The Proteas comfortably chased down a revised target of 127 to triumph by nine wickets on the Duckworth-Lewis-Stern method, and spy some light in what has been a very dark tunnel.
Beset by injuries and off-field issues, South Africa were staring at an early exit after three defeats and a no result in their first four games.
It was a situation unbefitting of a team third in the one-day international rankings and boasting the talents of Quinton De Kock, Kagiso Rabada and Imran Tahir.
Skipper Faf Du Plessis had said before their first ODI meeting with Afghanistan that nothing other than victories from their five remaining group games would do to secure a semi-final place.
Unlikely maybe, but South Africa are now in the same position as the Pakistan team that went on to win the 1992 tournament.
The first step on that path, in truth, was always going to be taken after Afghanistan’s extraordinary batting collapse on a pitch that was green and soft in parts.
Tahir led the way with four for 29 from seven overs, the veteran spinner’s sorcery bemusing a batting line-up frustrated by two rain delays.

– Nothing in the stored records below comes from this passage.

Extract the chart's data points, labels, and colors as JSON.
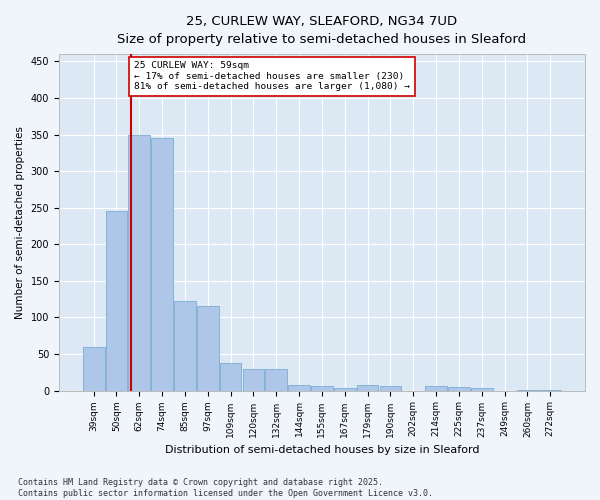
{
  "title1": "25, CURLEW WAY, SLEAFORD, NG34 7UD",
  "title2": "Size of property relative to semi-detached houses in Sleaford",
  "xlabel": "Distribution of semi-detached houses by size in Sleaford",
  "ylabel": "Number of semi-detached properties",
  "categories": [
    "39sqm",
    "50sqm",
    "62sqm",
    "74sqm",
    "85sqm",
    "97sqm",
    "109sqm",
    "120sqm",
    "132sqm",
    "144sqm",
    "155sqm",
    "167sqm",
    "179sqm",
    "190sqm",
    "202sqm",
    "214sqm",
    "225sqm",
    "237sqm",
    "249sqm",
    "260sqm",
    "272sqm"
  ],
  "values": [
    60,
    245,
    350,
    345,
    122,
    115,
    38,
    30,
    30,
    8,
    6,
    4,
    7,
    6,
    0,
    6,
    5,
    4,
    0,
    1,
    1
  ],
  "bar_color": "#aec6e8",
  "bar_edge_color": "#7aadd4",
  "bg_color": "#dde8f5",
  "grid_color": "#ffffff",
  "fig_color": "#f0f4fb",
  "vline_x": 1.62,
  "vline_color": "#cc0000",
  "annotation_text": "25 CURLEW WAY: 59sqm\n← 17% of semi-detached houses are smaller (230)\n81% of semi-detached houses are larger (1,080) →",
  "annotation_box_color": "#ffffff",
  "annotation_box_edge": "#cc0000",
  "ylim": [
    0,
    460
  ],
  "yticks": [
    0,
    50,
    100,
    150,
    200,
    250,
    300,
    350,
    400,
    450
  ],
  "footnote": "Contains HM Land Registry data © Crown copyright and database right 2025.\nContains public sector information licensed under the Open Government Licence v3.0."
}
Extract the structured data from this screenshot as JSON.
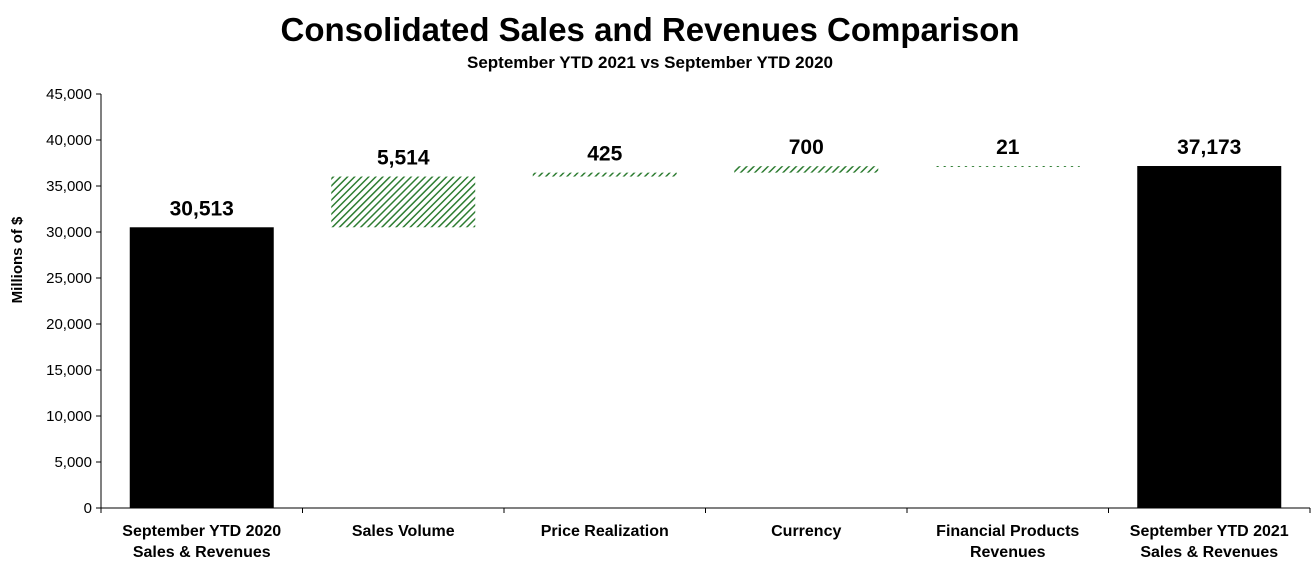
{
  "chart_data": {
    "type": "bar",
    "subtype": "waterfall",
    "title": "Consolidated Sales and Revenues Comparison",
    "subtitle": "September YTD 2021 vs September YTD 2020",
    "ylabel": "Millions of $",
    "xlabel": "",
    "ylim": [
      0,
      45000
    ],
    "ytick_step": 5000,
    "ytick_labels": [
      "0",
      "5,000",
      "10,000",
      "15,000",
      "20,000",
      "25,000",
      "30,000",
      "35,000",
      "40,000",
      "45,000"
    ],
    "grid": false,
    "legend": "none",
    "categories": [
      [
        "September YTD 2020",
        "Sales & Revenues"
      ],
      [
        "Sales Volume"
      ],
      [
        "Price Realization"
      ],
      [
        "Currency"
      ],
      [
        "Financial Products",
        "Revenues"
      ],
      [
        "September YTD 2021",
        "Sales & Revenues"
      ]
    ],
    "bars": [
      {
        "kind": "total",
        "base": 0,
        "value": 30513,
        "label": "30,513"
      },
      {
        "kind": "increase",
        "base": 30513,
        "value": 5514,
        "label": "5,514"
      },
      {
        "kind": "increase",
        "base": 36027,
        "value": 425,
        "label": "425"
      },
      {
        "kind": "increase",
        "base": 36452,
        "value": 700,
        "label": "700"
      },
      {
        "kind": "increase",
        "base": 37152,
        "value": 21,
        "label": "21"
      },
      {
        "kind": "total",
        "base": 0,
        "value": 37173,
        "label": "37,173"
      }
    ],
    "colors": {
      "total": "#000000",
      "increase": "#2e7d32",
      "increase_bg": "#ffffff"
    }
  }
}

Chris Morris (three for 13) and Andile Phehlukwayo (two for 18) assisted as Afghanistan, 69 for two at the second stoppage, promptly lost five wickets for eight runs in 29 balls.
Hazratullah Zazai (22) and Noor Ali Zadran (32) put on 39 for the opening wicket before Afghanistan’s familiar struggle to score in the middle overs.

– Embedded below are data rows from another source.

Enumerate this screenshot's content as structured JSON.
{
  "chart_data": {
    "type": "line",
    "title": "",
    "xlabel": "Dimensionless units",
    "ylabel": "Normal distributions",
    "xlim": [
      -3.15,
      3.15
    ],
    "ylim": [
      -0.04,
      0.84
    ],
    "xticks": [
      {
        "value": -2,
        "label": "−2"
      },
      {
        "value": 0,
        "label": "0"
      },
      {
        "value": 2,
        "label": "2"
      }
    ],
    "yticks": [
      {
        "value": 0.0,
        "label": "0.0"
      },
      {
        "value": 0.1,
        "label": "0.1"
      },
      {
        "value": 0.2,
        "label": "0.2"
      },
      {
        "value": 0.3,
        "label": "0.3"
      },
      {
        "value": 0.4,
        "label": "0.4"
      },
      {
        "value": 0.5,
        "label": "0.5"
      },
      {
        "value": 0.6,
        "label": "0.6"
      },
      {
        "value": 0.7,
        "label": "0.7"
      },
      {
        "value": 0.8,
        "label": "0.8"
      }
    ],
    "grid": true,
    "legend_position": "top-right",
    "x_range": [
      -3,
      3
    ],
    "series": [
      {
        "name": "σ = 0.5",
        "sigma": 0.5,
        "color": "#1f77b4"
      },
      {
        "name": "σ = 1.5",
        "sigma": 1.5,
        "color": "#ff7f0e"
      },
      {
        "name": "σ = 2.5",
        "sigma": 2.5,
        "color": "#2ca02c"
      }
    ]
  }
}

Tahir claimed the prized scalp of Noor Ali with his first ball, bowling him through the gate, and held a return catch to dismiss Asghar Afghan with his fifth.
Excellent support in the field from Aiden Markram and Rassie Van Der Dussen gave him four wickets and 37 in World Cups, leaving Allan Donald (38) the only South African bowler ahead of him.
The only ray of light for Afghanistan came from Rashid Khan who, batting at nine, struck six fours to top score with 35 from 25 balls.
Afghanistan were dismissed for 125 in 34.1 overs and South Africa had the opportunity to reach their target quickly and significantly improve their net run rate.
Hashim Amla and Quinton De Kock started cautiously in the evening sunshine, but with little fright.
The much-vaunted Rashid produced turn and bounce, but De Kock reached his second 50 of the competition from 58 balls.
De Kock had moved on to 68 when he flicked Gulbadin to Nabi at mid-wicket.
But Amla (41 not out) and Phehlukwayo (17 not out) – who completed victory with the first six of the match – saw South Africa home with 19.2 overs to spare.
Afghanistan remain rooted to the bottom of the table, still looking for their first point ahead of an Old Trafford date with England on Tuesday.